Demokrasi, yobaz eğitimi boykot etmektir. Acı çeken Kürtün, Alevinin yanında durmaktır.
Bunların hiçbirini yapmayacaksınız .
Hiçbir bedel ödemeyeceksiniz
Ve 5 yılda bir ortaya çıkıp, çevrenize büyük bir korku salarak, aman oylar bölünmesin diyerek, avanta demokrasisinin kökleşmesine sebep olacaksınız!
Sizler Bu büyük kandırmaca ile avunmak isteyebilirsiniz. Avununuz!
Ama Biliniz ki
Beklentinize kavuşamayacaksınız. Her seçim gecesi olduğu gibi yine hayal kırıklığı yaşayacaksınız. Unuttunuz mu; dün de elinizde kağıt kalem oy hesabı yapıyordunuz. Bugün de aynını yapıyorsunuz ve inan yarın da aynısını yaptıracaklar size. Oysa
Demokrasi, kaç parmağı Meclise sokacağın değildir.

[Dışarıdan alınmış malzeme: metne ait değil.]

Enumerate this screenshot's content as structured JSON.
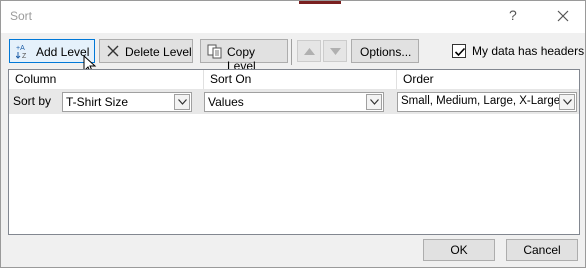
{
  "window": {
    "title": "Sort",
    "help_glyph": "?"
  },
  "toolbar": {
    "add_level": "Add Level",
    "delete_level": "Delete Level",
    "copy_level": "Copy Level",
    "options": "Options...",
    "my_data_has_headers": "My data has headers",
    "my_data_has_headers_checked": true
  },
  "grid": {
    "columns": [
      "Column",
      "Sort On",
      "Order"
    ],
    "rows": [
      {
        "label": "Sort by",
        "column": "T-Shirt Size",
        "sort_on": "Values",
        "order": "Small, Medium, Large, X-Large"
      }
    ]
  },
  "footer": {
    "ok": "OK",
    "cancel": "Cancel"
  },
  "icons": {
    "add_level": "sort-add-icon",
    "delete_level": "delete-x-icon",
    "copy_level": "copy-icon",
    "move_up": "triangle-up-icon",
    "move_down": "triangle-down-icon",
    "close": "close-icon",
    "cursor": "mouse-pointer-icon"
  },
  "colors": {
    "accent_blue": "#0078d7",
    "dialog_bg": "#f0f0f0",
    "row_highlight": "#e8e8e8"
  }
}
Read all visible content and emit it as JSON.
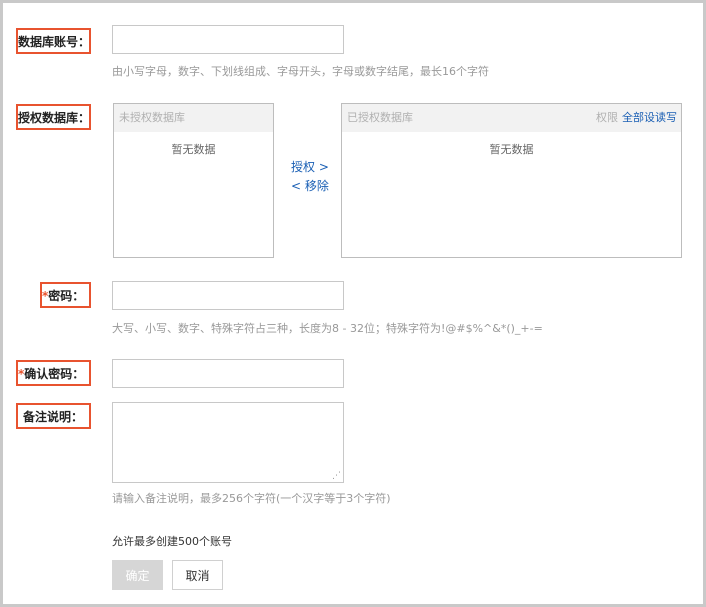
{
  "account": {
    "label": "数据库账号：",
    "hint": "由小写字母，数字、下划线组成、字母开头，字母或数字结尾，最长16个字符",
    "value": ""
  },
  "auth": {
    "label": "授权数据库：",
    "left_header": "未授权数据库",
    "left_empty": "暂无数据",
    "grant_link": "授权 >",
    "remove_link": "< 移除",
    "right_header": "已授权数据库",
    "perm_label": "权限",
    "set_all_rw": "全部设读写",
    "right_empty": "暂无数据"
  },
  "password": {
    "required": "*",
    "label": "密码：",
    "hint": "大写、小写、数字、特殊字符占三种，长度为8 - 32位；特殊字符为!@#$%^&*()_+-="
  },
  "confirm": {
    "required": "*",
    "label": "确认密码："
  },
  "remark": {
    "label": "备注说明：",
    "hint": "请输入备注说明，最多256个字符(一个汉字等于3个字符)"
  },
  "footer": {
    "limit_text": "允许最多创建500个账号",
    "ok_label": "确定",
    "cancel_label": "取消"
  }
}
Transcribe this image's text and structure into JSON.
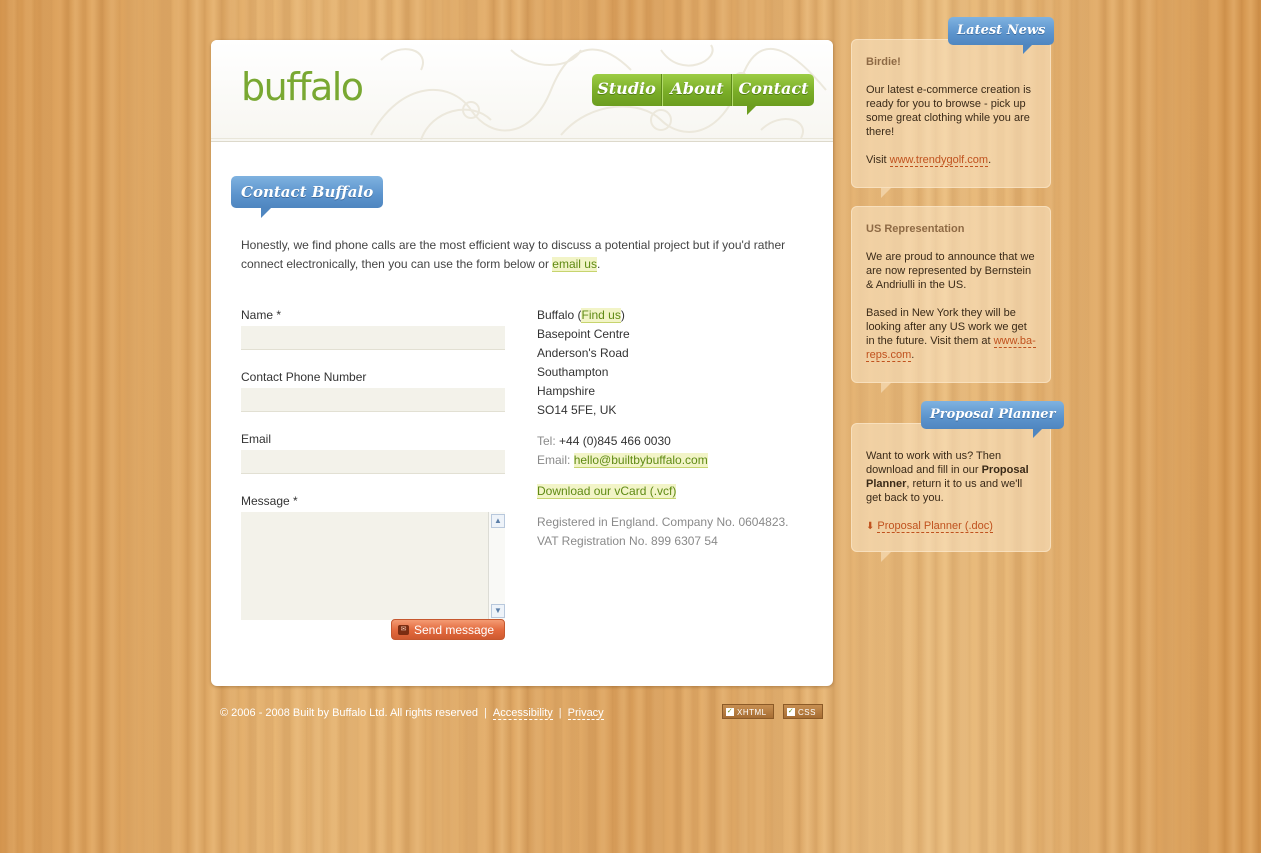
{
  "brand": {
    "logo": "buffalo"
  },
  "nav": {
    "items": [
      {
        "label": "Studio"
      },
      {
        "label": "About"
      },
      {
        "label": "Contact"
      }
    ]
  },
  "page": {
    "title": "Contact Buffalo",
    "intro_before": "Honestly, we find phone calls are the most efficient way to discuss a potential project but if you'd rather connect electronically, then you can use the form below or ",
    "intro_link": "email us",
    "intro_after": "."
  },
  "form": {
    "name_label": "Name *",
    "phone_label": "Contact Phone Number",
    "email_label": "Email",
    "message_label": "Message *",
    "name_value": "",
    "phone_value": "",
    "email_value": "",
    "message_value": "",
    "send_label": "Send message"
  },
  "address": {
    "company_before": "Buffalo (",
    "find_us": "Find us",
    "company_after": ")",
    "line1": "Basepoint Centre",
    "line2": "Anderson's Road",
    "line3": "Southampton",
    "line4": "Hampshire",
    "line5": "SO14 5FE, UK",
    "tel_label": "Tel:",
    "tel_value": "+44 (0)845 466 0030",
    "email_label": "Email:",
    "email_value": "hello@builtbybuffalo.com",
    "vcard": "Download our vCard (.vcf)",
    "reg1": "Registered in England. Company No. 0604823.",
    "reg2": "VAT Registration No. 899 6307 54"
  },
  "footer": {
    "copyright": "© 2006 - 2008 Built by Buffalo Ltd. All rights reserved",
    "accessibility": "Accessibility",
    "privacy": "Privacy",
    "sep": "|",
    "badge_xhtml": "XHTML",
    "badge_css": "CSS"
  },
  "sidebar": {
    "latest_news_tag": "Latest News",
    "news1": {
      "title": "Birdie!",
      "body": "Our latest e-commerce creation is ready for you to browse - pick up some great clothing while you are there!",
      "visit_prefix": "Visit ",
      "link": "www.trendygolf.com",
      "suffix": "."
    },
    "news2": {
      "title": "US Representation",
      "body1": "We are proud to announce that we are now represented by Bernstein & Andriulli in the US.",
      "body2": "Based in New York they will be looking after any US work we get in the future. Visit them at ",
      "link": "www.ba-reps.com",
      "suffix": "."
    },
    "planner_tag": "Proposal Planner",
    "planner": {
      "text1": "Want to work with us? Then download and fill in our ",
      "bold": "Proposal Planner",
      "text2": ", return it to us and we'll get back to you.",
      "link": "Proposal Planner (.doc)"
    }
  },
  "icons": {
    "send": "mail-icon",
    "download": "download-icon",
    "check": "check-icon"
  },
  "colors": {
    "brand_green": "#79a832",
    "accent_blue": "#5b93cc",
    "button_orange": "#e2693d",
    "link_highlight": "#f2f4c7"
  }
}
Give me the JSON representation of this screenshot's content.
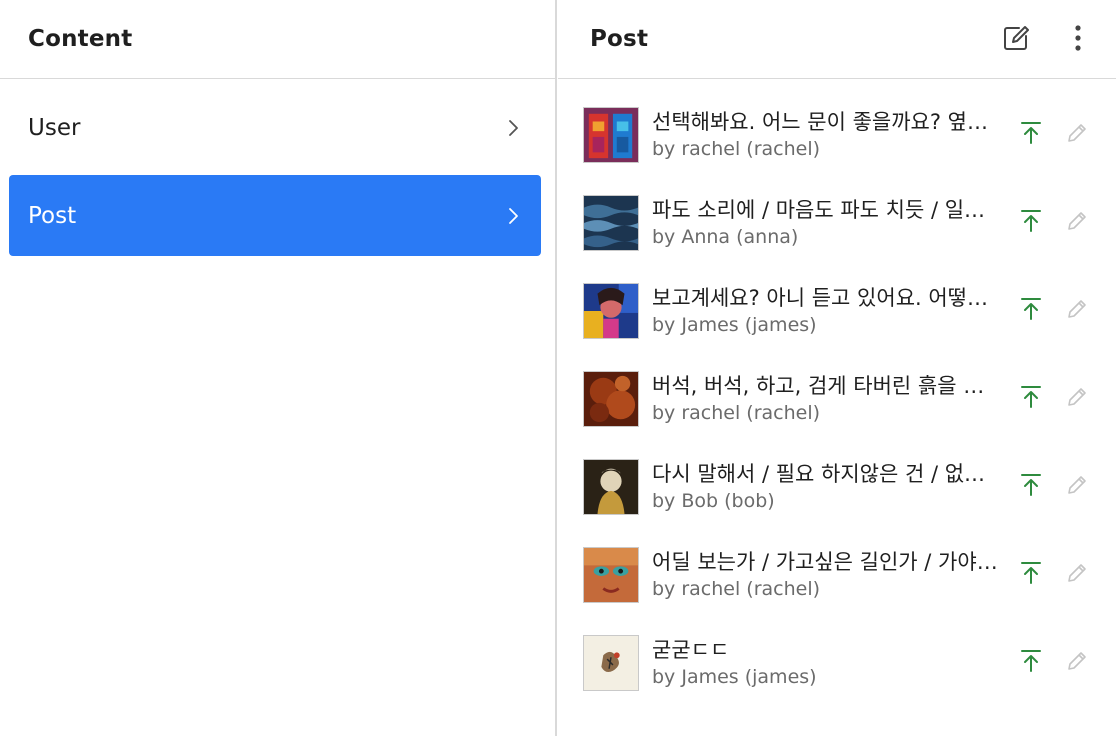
{
  "left": {
    "title": "Content",
    "items": [
      {
        "label": "User",
        "active": false
      },
      {
        "label": "Post",
        "active": true
      }
    ]
  },
  "right": {
    "title": "Post",
    "header_icons": [
      "edit-icon",
      "more-vertical-icon"
    ],
    "posts": [
      {
        "title": "선택해봐요. 어느 문이 좋을까요? 옆에 계신 분께 물어봐도 돼요",
        "author": "by rachel (rachel)"
      },
      {
        "title": "파도 소리에 / 마음도 파도 치듯 / 일렁인다",
        "author": "by Anna (anna)"
      },
      {
        "title": "보고계세요? 아니 듣고 있어요. 어떻게 듣고 계신가요",
        "author": "by James (james)"
      },
      {
        "title": "버석, 버석, 하고, 검게 타버린 흙을 밟는 소리",
        "author": "by rachel (rachel)"
      },
      {
        "title": "다시 말해서 / 필요 하지않은 건 / 없다는 것",
        "author": "by Bob (bob)"
      },
      {
        "title": "어딜 보는가 / 가고싶은 길인가 / 가야할 길인가",
        "author": "by rachel (rachel)"
      },
      {
        "title": "굳굳ㄷㄷ",
        "author": "by James (james)"
      }
    ],
    "row_icons": [
      "pin-to-top-icon",
      "pencil-icon"
    ]
  },
  "colors": {
    "accent": "#2a7af5",
    "pin_green": "#2e8b3e",
    "divider": "#d9d9d9",
    "muted": "#6b6b6b"
  }
}
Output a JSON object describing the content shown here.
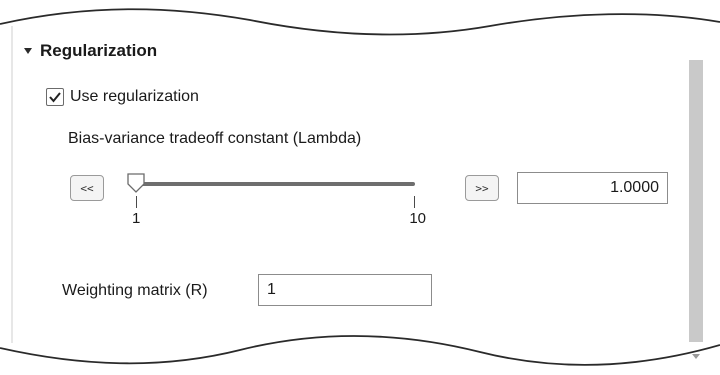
{
  "regularization": {
    "title": "Regularization",
    "use_checkbox": {
      "label": "Use regularization",
      "checked": true
    },
    "lambda": {
      "label": "Bias-variance tradeoff constant (Lambda)",
      "decrease_label": "<<",
      "increase_label": ">>",
      "min_label": "1",
      "max_label": "10",
      "value": "1.0000"
    },
    "weighting": {
      "label": "Weighting matrix (R)",
      "value": "1"
    }
  },
  "icons": {
    "caret": "caret-down-icon",
    "check": "checkmark-icon",
    "slider_thumb": "slider-thumb-icon",
    "scroll_arrow": "chevron-down-icon"
  }
}
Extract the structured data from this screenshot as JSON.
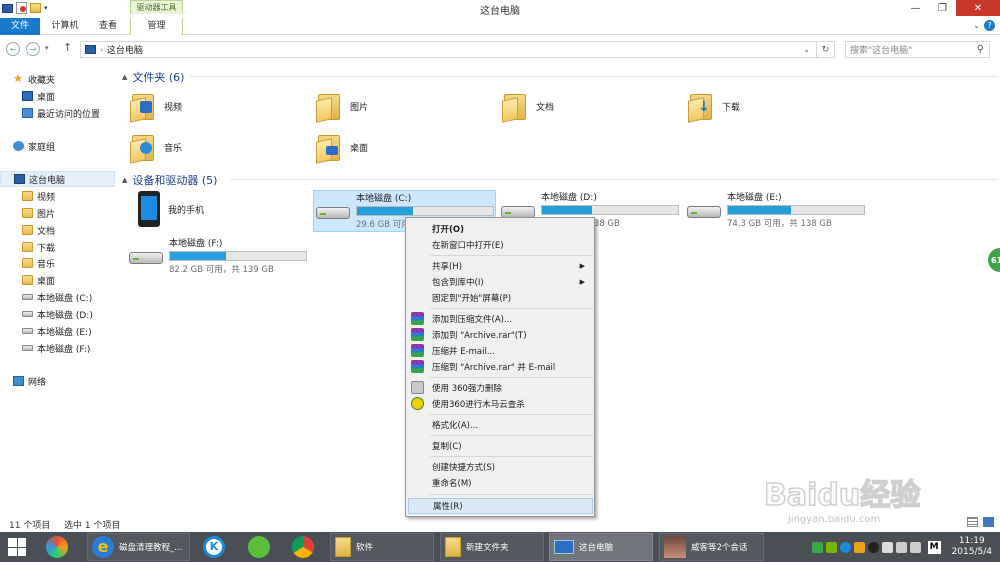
{
  "window": {
    "title": "这台电脑",
    "context_group": "驱动器工具"
  },
  "tabs": [
    {
      "label": "文件"
    },
    {
      "label": "计算机"
    },
    {
      "label": "查看"
    },
    {
      "label": "管理"
    }
  ],
  "address": {
    "path": "这台电脑",
    "search_placeholder": "搜索\"这台电脑\""
  },
  "navpane": {
    "favorites": "收藏夹",
    "fav_items": [
      "桌面",
      "最近访问的位置"
    ],
    "homegroup": "家庭组",
    "thispc": "这台电脑",
    "pc_items": [
      "视频",
      "图片",
      "文档",
      "下载",
      "音乐",
      "桌面",
      "本地磁盘 (C:)",
      "本地磁盘 (D:)",
      "本地磁盘 (E:)",
      "本地磁盘 (F:)"
    ],
    "network": "网络"
  },
  "content": {
    "folders_header": "文件夹 (6)",
    "folders": [
      "视频",
      "图片",
      "文档",
      "下载",
      "音乐",
      "桌面"
    ],
    "devices_header": "设备和驱动器 (5)",
    "phone": "我的手机",
    "drives": [
      {
        "name": "本地磁盘 (C:)",
        "free_text": "29.6 GB 可用，共 ...",
        "used_fraction": 0.41
      },
      {
        "name": "本地磁盘 (D:)",
        "free_text": "... 可用，共 138 GB",
        "used_fraction": 0.37
      },
      {
        "name": "本地磁盘 (E:)",
        "free_text": "74.3 GB 可用，共 138 GB",
        "used_fraction": 0.46
      },
      {
        "name": "本地磁盘 (F:)",
        "free_text": "82.2 GB 可用，共 139 GB",
        "used_fraction": 0.41
      }
    ]
  },
  "context_menu": [
    {
      "label": "打开(O)",
      "bold": true
    },
    {
      "label": "在新窗口中打开(E)"
    },
    {
      "label": "共享(H)",
      "submenu": true
    },
    {
      "label": "包含到库中(I)",
      "submenu": true
    },
    {
      "label": "固定到\"开始\"屏幕(P)"
    },
    {
      "label": "添加到压缩文件(A)...",
      "icon": "winrar-icon"
    },
    {
      "label": "添加到 \"Archive.rar\"(T)",
      "icon": "winrar-icon"
    },
    {
      "label": "压缩并 E-mail...",
      "icon": "winrar-icon"
    },
    {
      "label": "压缩到 \"Archive.rar\" 并 E-mail",
      "icon": "winrar-icon"
    },
    {
      "label": "使用 360强力删除",
      "icon": "shredder-icon"
    },
    {
      "label": "使用360进行木马云查杀",
      "icon": "360-scan-icon"
    },
    {
      "label": "格式化(A)..."
    },
    {
      "label": "复制(C)"
    },
    {
      "label": "创建快捷方式(S)"
    },
    {
      "label": "重命名(M)"
    },
    {
      "label": "属性(R)",
      "highlight": true
    }
  ],
  "status": {
    "items": "11 个项目",
    "selected": "选中 1 个项目"
  },
  "taskbar": {
    "buttons": [
      "磁盘清理教程_...",
      "软件",
      "新建文件夹",
      "这台电脑",
      "威客等2个会话"
    ],
    "time": "11:19",
    "date": "2015/5/4",
    "ime": "M"
  },
  "side_badge": "61",
  "watermark": {
    "brand": "Baidu经验",
    "url": "jingyan.baidu.com"
  },
  "colors": {
    "accent": "#1979ca",
    "drive_fill": "#26a0da",
    "selection": "#cce8ff"
  }
}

Demokrasi, mücadele birlikleri oluşturmaktır.
Demokrasi öncülerine kol-kanat germektir; mücadeleye omuz vermektir.
Kızma bana Tarihine bir bak:
Cici demokrasi 70 yılda Türkiyeyi ne hale getirdi, bir düşün.
Sandık aldatmacası 70 yılda Türkiyeyi ne hale getirdi, bir düşün.
Sonra istiyorsan yap parmak hesabını!
Osmanlı Meclis-i Mebusandan hâlâ umudun varsa bilemem.
Benim sana önerim:
Kuvay-ı Milliye saflarına gelmendir
Unutma: Yaşadığı zamanın dışına çıkamayanlar kaybetmeye mahkumdur.